Turn-over : comment le départ de vos meilleurs talents favorise l'effet domino
13 sept. 2023
5min
Autrice, consultante et conférencière sur le futur du travail, spécialiste de la productivité, de l’âge et du travail des femmes
Qui m’aime me suive ? L’effet domino provoqué par le départ d’un collaborateur particulièrement doué et apprécié n’est pas sans conséquence. Notre experte Laetitia Vitaud dévoile comment il peut mettre en péril la stabilité de l’équipe et avoir des conséquences dévastatrices sur la performance globale de l’entreprise.
Comment attirer et retenir les meilleurs talents ? Voilà LA question que se posent à peu près tous les employeurs aujourd’hui. Certes, la qualité de vie, l’aménagement de l’espace, les salaires, la charge de travail et la nature du management sont des éléments cruciaux. Mais les dynamiques les plus décisives concernent les influences qu’ont les individus les uns sur les autres, les liens sociaux qu’ils tissent et l’ambiance qu’ils créent ensemble.
Parmi ces dynamiques mystérieuses et essentielles, il y a l’effet domino engendré par le départ des meilleurs salariés.

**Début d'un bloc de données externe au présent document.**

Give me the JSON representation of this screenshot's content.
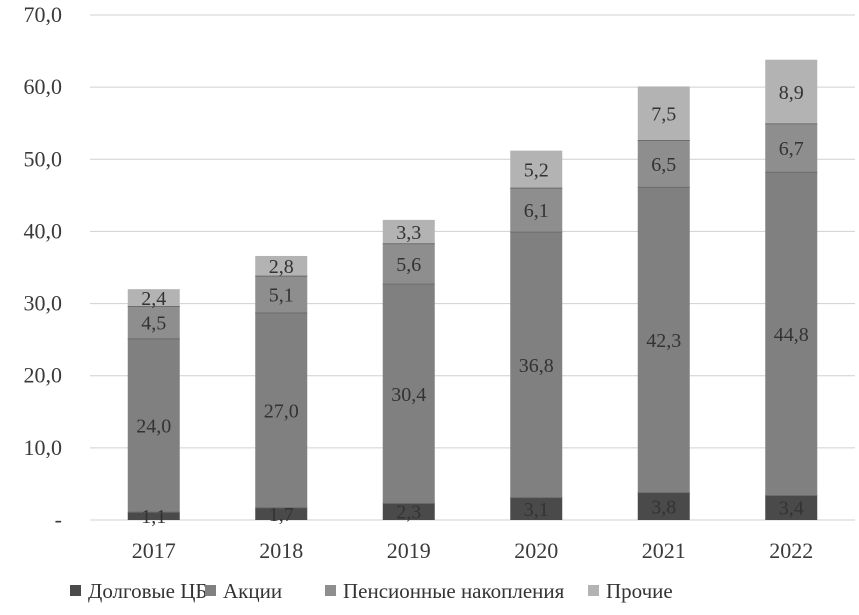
{
  "chart_data": {
    "type": "bar",
    "stacked": true,
    "categories": [
      "2017",
      "2018",
      "2019",
      "2020",
      "2021",
      "2022"
    ],
    "series": [
      {
        "name": "Долговые ЦБ",
        "color": "#4a4a4a",
        "values": [
          1.1,
          1.7,
          2.3,
          3.1,
          3.8,
          3.4
        ],
        "value_labels": [
          "1,1",
          "1,7",
          "2,3",
          "3,1",
          "3,8",
          "3,4"
        ]
      },
      {
        "name": "Акции",
        "color": "#808080",
        "values": [
          24.0,
          27.0,
          30.4,
          36.8,
          42.3,
          44.8
        ],
        "value_labels": [
          "24,0",
          "27,0",
          "30,4",
          "36,8",
          "42,3",
          "44,8"
        ]
      },
      {
        "name": "Пенсионные накопления",
        "color": "#8e8e8e",
        "values": [
          4.5,
          5.1,
          5.6,
          6.1,
          6.5,
          6.7
        ],
        "value_labels": [
          "4,5",
          "5,1",
          "5,6",
          "6,1",
          "6,5",
          "6,7"
        ]
      },
      {
        "name": "Прочие",
        "color": "#b3b3b3",
        "values": [
          2.4,
          2.8,
          3.3,
          5.2,
          7.5,
          8.9
        ],
        "value_labels": [
          "2,4",
          "2,8",
          "3,3",
          "5,2",
          "7,5",
          "8,9"
        ]
      }
    ],
    "y_ticks": [
      0,
      10,
      20,
      30,
      40,
      50,
      60,
      70
    ],
    "y_tick_labels": [
      "-",
      "10,0",
      "20,0",
      "30,0",
      "40,0",
      "50,0",
      "60,0",
      "70,0"
    ],
    "ylim": [
      0,
      70
    ],
    "title": "",
    "xlabel": "",
    "ylabel": "",
    "grid": true,
    "legend_position": "bottom"
  }
}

Travailler aux côtés de collègues intelligents et talentueux est souvent une source d’inspiration et de motivation pour de nombreux professionnels. Quand ces collègues stimulants partent, ceux qui restent perdent en motivation et sont susceptibles de les suivre. Comment expliquer cet effet de contagion ? Et comment minimiser son impact ? Explications.

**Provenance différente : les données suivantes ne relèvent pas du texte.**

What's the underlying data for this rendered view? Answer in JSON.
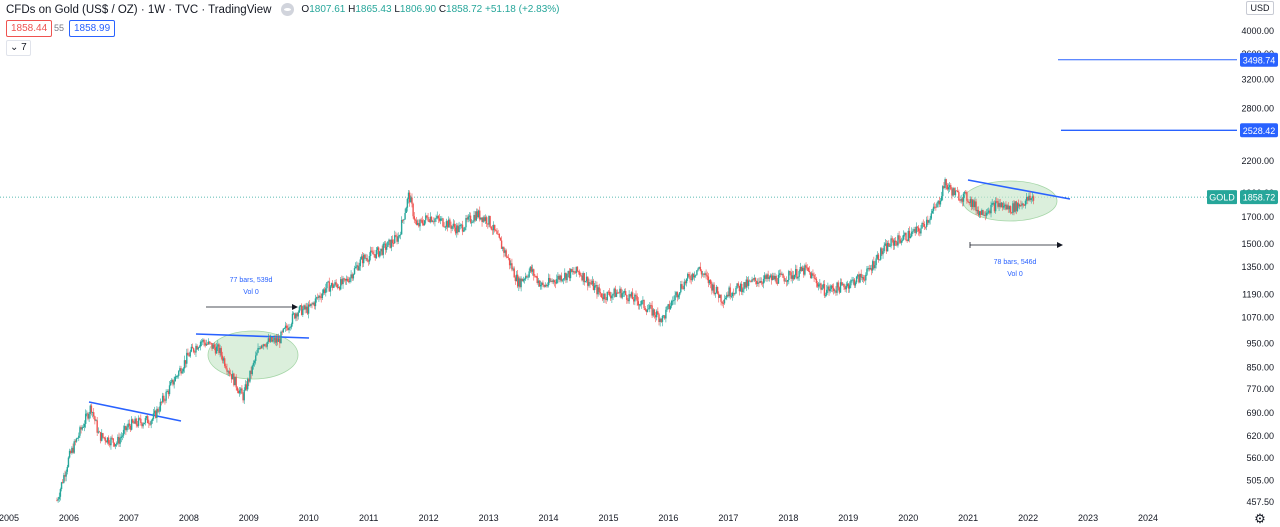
{
  "header": {
    "symbol": "CFDs on Gold (US$ / OZ) · 1W · TVC · TradingView",
    "ohlc": {
      "o_label": "O",
      "o": "1807.61",
      "h_label": "H",
      "h": "1865.43",
      "l_label": "L",
      "l": "1806.90",
      "c_label": "C",
      "c": "1858.72",
      "change": "+51.18 (+2.83%)"
    },
    "bid": "1858.44",
    "spread": "55",
    "ask": "1858.99",
    "indicators_button": "7"
  },
  "currency": "USD",
  "price_scale": {
    "ticks": [
      "4000.00",
      "3600.00",
      "3200.00",
      "2800.00",
      "2200.00",
      "1900.00",
      "1700.00",
      "1500.00",
      "1350.00",
      "1190.00",
      "1070.00",
      "950.00",
      "850.00",
      "770.00",
      "690.00",
      "620.00",
      "560.00",
      "505.00",
      "457.50"
    ],
    "labels": [
      {
        "text": "3498.74",
        "value": 3498.74,
        "color": "#2962ff"
      },
      {
        "text": "2528.42",
        "value": 2528.42,
        "color": "#2962ff"
      },
      {
        "text": "1858.72",
        "value": 1858.72,
        "color": "#26a69a",
        "tag": "GOLD"
      }
    ]
  },
  "time_scale": [
    "2005",
    "2006",
    "2007",
    "2008",
    "2009",
    "2010",
    "2011",
    "2012",
    "2013",
    "2014",
    "2015",
    "2016",
    "2017",
    "2018",
    "2019",
    "2020",
    "2021",
    "2022",
    "2023",
    "2024"
  ],
  "annotations": [
    {
      "line1": "77 bars, 539d",
      "line2": "Vol 0"
    },
    {
      "line1": "78 bars, 546d",
      "line2": "Vol 0"
    }
  ],
  "colors": {
    "up": "#26a69a",
    "down": "#ef5350",
    "drawing": "#2962ff",
    "ellipse": "#c8e6c9"
  },
  "chart_data": {
    "type": "line",
    "scale": "log",
    "ylim": [
      440,
      4400
    ],
    "xlim": [
      2005.0,
      2024.5
    ],
    "series": [
      {
        "x": [
          2005.8,
          2006.0,
          2006.37,
          2006.5,
          2006.8,
          2007.0,
          2007.4,
          2007.75,
          2008.0,
          2008.2,
          2008.5,
          2008.8,
          2008.9,
          2009.2,
          2009.5,
          2009.8,
          2010.0,
          2010.3,
          2010.6,
          2010.9,
          2011.2,
          2011.5,
          2011.67,
          2011.8,
          2012.0,
          2012.3,
          2012.5,
          2012.8,
          2013.0,
          2013.3,
          2013.5,
          2013.7,
          2013.9,
          2014.2,
          2014.5,
          2014.9,
          2015.2,
          2015.5,
          2015.9,
          2016.2,
          2016.5,
          2016.9,
          2017.0,
          2017.5,
          2017.9,
          2018.3,
          2018.6,
          2018.9,
          2019.3,
          2019.5,
          2019.7,
          2020.0,
          2020.2,
          2020.5,
          2020.6,
          2020.8,
          2021.0,
          2021.2,
          2021.5,
          2021.7,
          2021.9,
          2022.1
        ],
        "y": [
          460,
          560,
          710,
          620,
          600,
          650,
          670,
          800,
          900,
          960,
          920,
          780,
          740,
          950,
          960,
          1100,
          1110,
          1230,
          1250,
          1400,
          1450,
          1550,
          1880,
          1620,
          1700,
          1650,
          1600,
          1720,
          1670,
          1420,
          1250,
          1330,
          1230,
          1290,
          1320,
          1180,
          1200,
          1150,
          1060,
          1230,
          1340,
          1160,
          1200,
          1270,
          1280,
          1330,
          1210,
          1230,
          1300,
          1420,
          1500,
          1560,
          1600,
          1800,
          1980,
          1880,
          1850,
          1730,
          1800,
          1760,
          1810,
          1858.72
        ]
      }
    ]
  }
}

Comment le départ des meilleurs influence les autres
Une étude américaine examine l’impact du départ de certains collègues sur la décision d’autres salariés de quitter l’entreprise à leur tour. Il s’avère que les départs des individus « exceptionnels » ont un effet significatif sur le taux de départs au sein de leur entreprise. Mais la manière dont ces salariés s’en vont influence l’ampleur de cet effet. Plusieurs chercheurs, issus de l’Université de Colombie-Britannique et de l’Université du Minnesota, ont analysé les mouvements de plus d’un million d’employés dans 1 620 grands magasins de détail sur une période de près de deux ans. Ils ont identifié les employés performants et moins performants en se basant sur l’étude de leurs évaluations.
Résultat ? Le départ d’un collaborateur performant influence la décision d’autres salariés performants de quitter leur emploi, ce qui crée un effet multiplicateur qui peut être dangereux pour l’entreprise. Quand un « bon » s’en va, il/elle en entraîne d’autres à sa suite. Les employés identifiés comme les plus performants par leur employeur sont souvent les plus ambitieux. Leur départ éveille aussi du FOMO chez celles et ceux qui partagent la même ambition : « Si cette personne part, c’est peut-être qu’il existe de meilleures opportunités ailleurs. Peut-être est-ce le moment d’aller voir ailleurs ? »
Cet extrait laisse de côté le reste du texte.